Critics, including some within Bhutto’s Pakistan People’s Party say she has not done enough to stop a wave of kidnappings, assassinations and sniper attacks that have left more than 250 people dead and 1,000 injured in the past two weeks in Sindh Province.
In Karachi, the provincial capital and Pakistan’s largest city, 89 people have been killed since Saturday in random shootings and clashes between rival ethnic groups and security forces, officials said.
Despite escalating violence, Bhutto again rejected calls to dismiss the provincial government and declare a state of emergency, according to government sources.
The prime minister called emergency meetings in Karachi with provincial officials.
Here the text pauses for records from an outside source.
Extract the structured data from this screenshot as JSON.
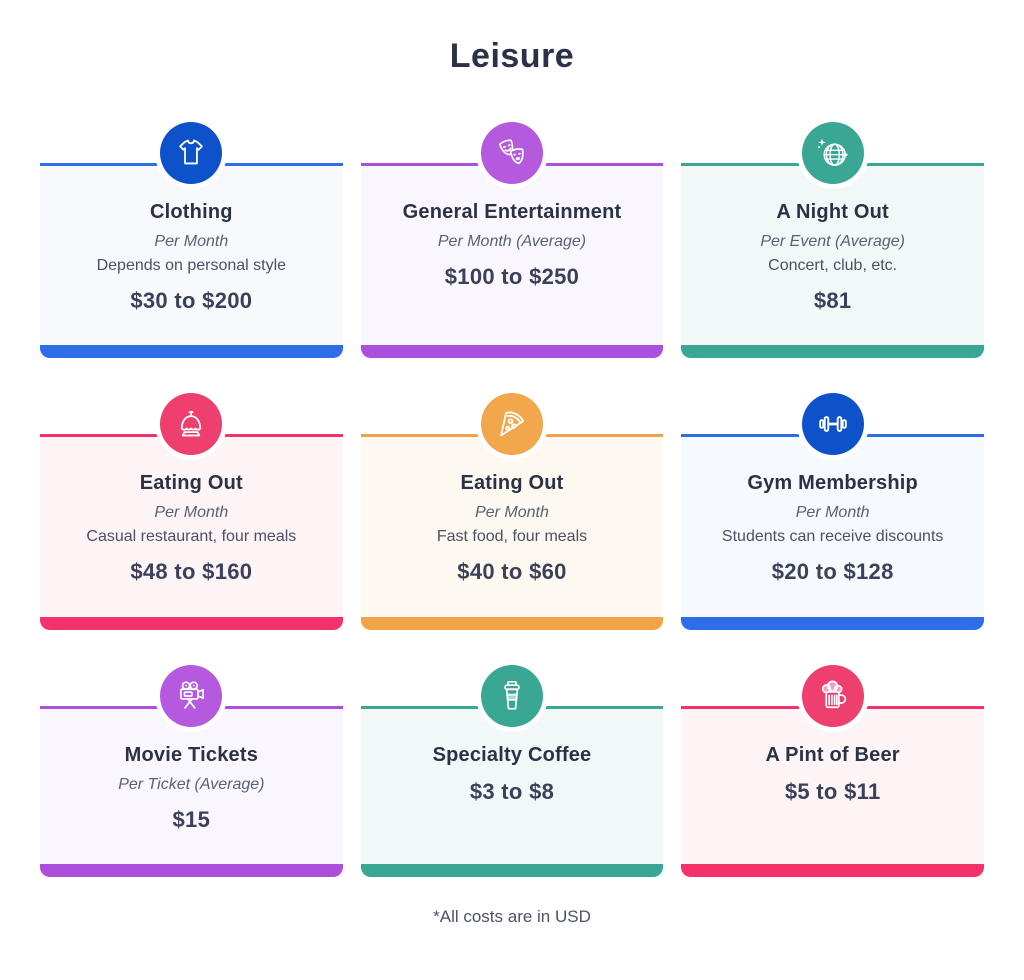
{
  "page": {
    "title": "Leisure",
    "footnote": "*All costs are in USD"
  },
  "cards": [
    {
      "title": "Clothing",
      "subtitle": "Per Month",
      "description": "Depends on personal style",
      "price": "$30 to $200",
      "icon": "tshirt-icon",
      "colors": {
        "circle": "#0d52cb",
        "bar": "#2d6de8",
        "bg": "#f7f9fd"
      }
    },
    {
      "title": "General Entertainment",
      "subtitle": "Per Month (Average)",
      "price": "$100 to $250",
      "icon": "theater-masks-icon",
      "colors": {
        "circle": "#b55ade",
        "bar": "#ab4fdc",
        "bg": "#faf6fd"
      }
    },
    {
      "title": "A Night Out",
      "subtitle": "Per Event (Average)",
      "description": "Concert, club, etc.",
      "price": "$81",
      "icon": "disco-ball-icon",
      "colors": {
        "circle": "#3aa794",
        "bar": "#3aa794",
        "bg": "#f2f8f7"
      }
    },
    {
      "title": "Eating Out",
      "subtitle": "Per Month",
      "description": "Casual restaurant, four meals",
      "price": "$48 to $160",
      "icon": "service-bell-icon",
      "colors": {
        "circle": "#ee3f6e",
        "bar": "#f3326c",
        "bg": "#fdf4f6"
      }
    },
    {
      "title": "Eating Out",
      "subtitle": "Per Month",
      "description": "Fast food, four meals",
      "price": "$40 to $60",
      "icon": "pizza-icon",
      "colors": {
        "circle": "#f2a74d",
        "bar": "#f0a348",
        "bg": "#fdf8f0"
      }
    },
    {
      "title": "Gym Membership",
      "subtitle": "Per Month",
      "description": "Students can receive discounts",
      "price": "$20 to $128",
      "icon": "dumbbell-icon",
      "colors": {
        "circle": "#0d52cb",
        "bar": "#2d6de8",
        "bg": "#f6f9fd"
      }
    },
    {
      "title": "Movie Tickets",
      "subtitle": "Per Ticket (Average)",
      "price": "$15",
      "icon": "movie-camera-icon",
      "colors": {
        "circle": "#b55ade",
        "bar": "#ab4fdc",
        "bg": "#faf6fd"
      }
    },
    {
      "title": "Specialty Coffee",
      "price": "$3 to $8",
      "icon": "coffee-cup-icon",
      "colors": {
        "circle": "#3aa794",
        "bar": "#3aa794",
        "bg": "#f2f8f7"
      }
    },
    {
      "title": "A Pint of Beer",
      "price": "$5 to $11",
      "icon": "beer-mug-icon",
      "colors": {
        "circle": "#ee3f6e",
        "bar": "#f3326c",
        "bg": "#fdf4f6"
      }
    }
  ]
}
Also attending was Gen Mirza Aslam Reg, Pakistan’s army chief of staff, who cut short a visit to Bangladesh.
Bhutto has accused neighboring India of stirring up much of the trouble in Sindh. New Delhi denies the allegations.
“The country is confronted with civil war,” said opposition leader Ghulam Mustafa Jatoi, referring to the violence in Sindh. “How long can the government be … like the ostrich with its head buried in the sand?”
Police blame the current violence on a militant faction of the Mohajir Qami Movement a small political party representing descendants of Moslem Indians how immigrated to Pakistan during the 1947 partition of the subcontinent.
The group is demanding recognition as Pakistan fifth nationality along with the Pathans, Punjabis, Baluch and Sindhis. The Mohajir groups once backed Bhutto but withdraw its support last November and forced a no confidence vote, which she narrowly survived.
Tensions have been simmering for years between the Mohajirs and other ethnic groups.
Ethnic rivalries erupted anew on May 15 in Hyderabad. By the time the army was deployed to restore order Sunday at least 180 people had been killed and nearly 500 wounded.
The army was deployed in Hyderabad about 150 miles north of Karachi, after security forces opened fire on a crowd of 10,000 people who defied curfew. They defied the curfew at the urging of Moslem clerics, who told them to take to the streets to demand food and restoration of their water and electricity.